Rien ne sonne comme les rues anglaises. C'est même grâce à cet "accent", cette insularité, que le rap britannique a pu cultiver sa propre identité, là où tant d'autres se sont contentés de s'aligner sur les curseurs américains. Prenez Slowthai, par exemple. Avec son premier album, et dès l'annonce de son titre, Tyron Frampton de son vrai nom a beau cracher sur son pays, il n'en reste pas moins foncièrement britannique. L'univers est clair, les références limpides. Avec des intonations qui rappellent par exemple souvent Dizzee Rascal, Slowthai raccroche aussi bien à la scène grime actuelle -le roi Skepta vient faire un tour sur Inglorious- qu'à The Streets ( Toaster, quasi pop) ou encore un groupe comme les Sleaford Mods ( Doorman). Sur le morceau-titre, il cite encore The Prodigy ( "They made me", dit-il avec un accent à la Keith Flint, le trublion énervé du groupe, récemment décédé), voire les Sex Pistols (s'adressant à la Reine, "I will treat you with the utmost respect only if you respect me a little bit Elizabeth, you cunt").

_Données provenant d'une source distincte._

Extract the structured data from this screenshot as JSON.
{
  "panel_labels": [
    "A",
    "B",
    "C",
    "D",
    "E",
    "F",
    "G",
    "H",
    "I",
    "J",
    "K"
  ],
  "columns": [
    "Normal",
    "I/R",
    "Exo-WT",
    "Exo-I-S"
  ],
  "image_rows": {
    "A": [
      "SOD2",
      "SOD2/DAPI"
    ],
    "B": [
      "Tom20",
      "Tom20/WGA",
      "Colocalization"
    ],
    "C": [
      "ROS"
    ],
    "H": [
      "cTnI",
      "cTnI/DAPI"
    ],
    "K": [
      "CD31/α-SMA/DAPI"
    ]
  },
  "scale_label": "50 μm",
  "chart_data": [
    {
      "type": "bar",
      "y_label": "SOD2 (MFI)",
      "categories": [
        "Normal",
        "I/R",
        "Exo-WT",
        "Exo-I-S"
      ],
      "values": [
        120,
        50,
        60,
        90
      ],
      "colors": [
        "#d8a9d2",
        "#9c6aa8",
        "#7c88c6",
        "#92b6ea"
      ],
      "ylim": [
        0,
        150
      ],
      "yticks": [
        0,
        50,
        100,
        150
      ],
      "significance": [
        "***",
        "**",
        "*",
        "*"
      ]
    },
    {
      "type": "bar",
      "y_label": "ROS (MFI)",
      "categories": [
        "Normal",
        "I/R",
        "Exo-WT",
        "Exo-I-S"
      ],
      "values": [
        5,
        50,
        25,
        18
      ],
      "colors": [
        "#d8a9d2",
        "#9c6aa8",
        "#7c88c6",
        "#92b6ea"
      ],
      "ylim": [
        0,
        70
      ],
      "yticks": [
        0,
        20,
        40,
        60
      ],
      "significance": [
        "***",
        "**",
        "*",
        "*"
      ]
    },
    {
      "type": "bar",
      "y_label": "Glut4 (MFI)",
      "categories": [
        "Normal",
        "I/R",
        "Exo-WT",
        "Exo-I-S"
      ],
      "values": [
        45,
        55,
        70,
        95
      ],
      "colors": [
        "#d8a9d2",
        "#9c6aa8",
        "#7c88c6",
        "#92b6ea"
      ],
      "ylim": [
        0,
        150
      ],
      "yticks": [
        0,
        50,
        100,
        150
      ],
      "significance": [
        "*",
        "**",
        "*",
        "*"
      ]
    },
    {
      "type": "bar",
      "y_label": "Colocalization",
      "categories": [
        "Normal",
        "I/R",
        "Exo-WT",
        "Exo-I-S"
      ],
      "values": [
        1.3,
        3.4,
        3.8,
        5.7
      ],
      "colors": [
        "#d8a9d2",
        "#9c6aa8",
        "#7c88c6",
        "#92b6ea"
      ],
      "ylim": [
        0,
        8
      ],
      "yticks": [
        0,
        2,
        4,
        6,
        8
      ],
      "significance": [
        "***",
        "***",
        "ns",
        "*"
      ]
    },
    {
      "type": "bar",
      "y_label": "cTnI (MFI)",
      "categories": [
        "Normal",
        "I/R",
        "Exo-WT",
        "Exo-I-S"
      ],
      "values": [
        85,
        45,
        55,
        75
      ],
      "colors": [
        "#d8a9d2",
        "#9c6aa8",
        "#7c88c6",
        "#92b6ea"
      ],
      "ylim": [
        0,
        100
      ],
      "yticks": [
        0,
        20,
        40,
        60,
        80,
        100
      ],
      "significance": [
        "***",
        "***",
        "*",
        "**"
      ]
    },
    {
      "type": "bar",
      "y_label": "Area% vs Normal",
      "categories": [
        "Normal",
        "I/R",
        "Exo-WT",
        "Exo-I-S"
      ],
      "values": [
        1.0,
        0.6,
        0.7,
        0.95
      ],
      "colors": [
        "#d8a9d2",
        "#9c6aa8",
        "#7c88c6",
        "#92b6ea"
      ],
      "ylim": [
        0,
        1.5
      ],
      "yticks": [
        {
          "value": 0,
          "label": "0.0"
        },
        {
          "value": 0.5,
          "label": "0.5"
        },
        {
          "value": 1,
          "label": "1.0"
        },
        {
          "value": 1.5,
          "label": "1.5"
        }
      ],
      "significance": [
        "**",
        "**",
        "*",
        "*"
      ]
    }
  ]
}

Né en 1994, à Northampton, à une heure de Londres, Slowthai a des origines irlandaises et des Barbades. Sa mère n'a que seize ans quand elle tombe enceinte -le père se barre très vite. Dans les logements sociaux du quartier de Spring Boroughs où il grandit, il voit la dèche, la drogue, la violence. Alors, forcément, Slowthai a la rage. Mais aussi de l'humour. C'est d'ailleurs cette gouaille qui fait en bonne partie le charme d'un premier album, tapant juste et bien.

Distribué par Universal. En concert le 16/08 au Pukkelpop.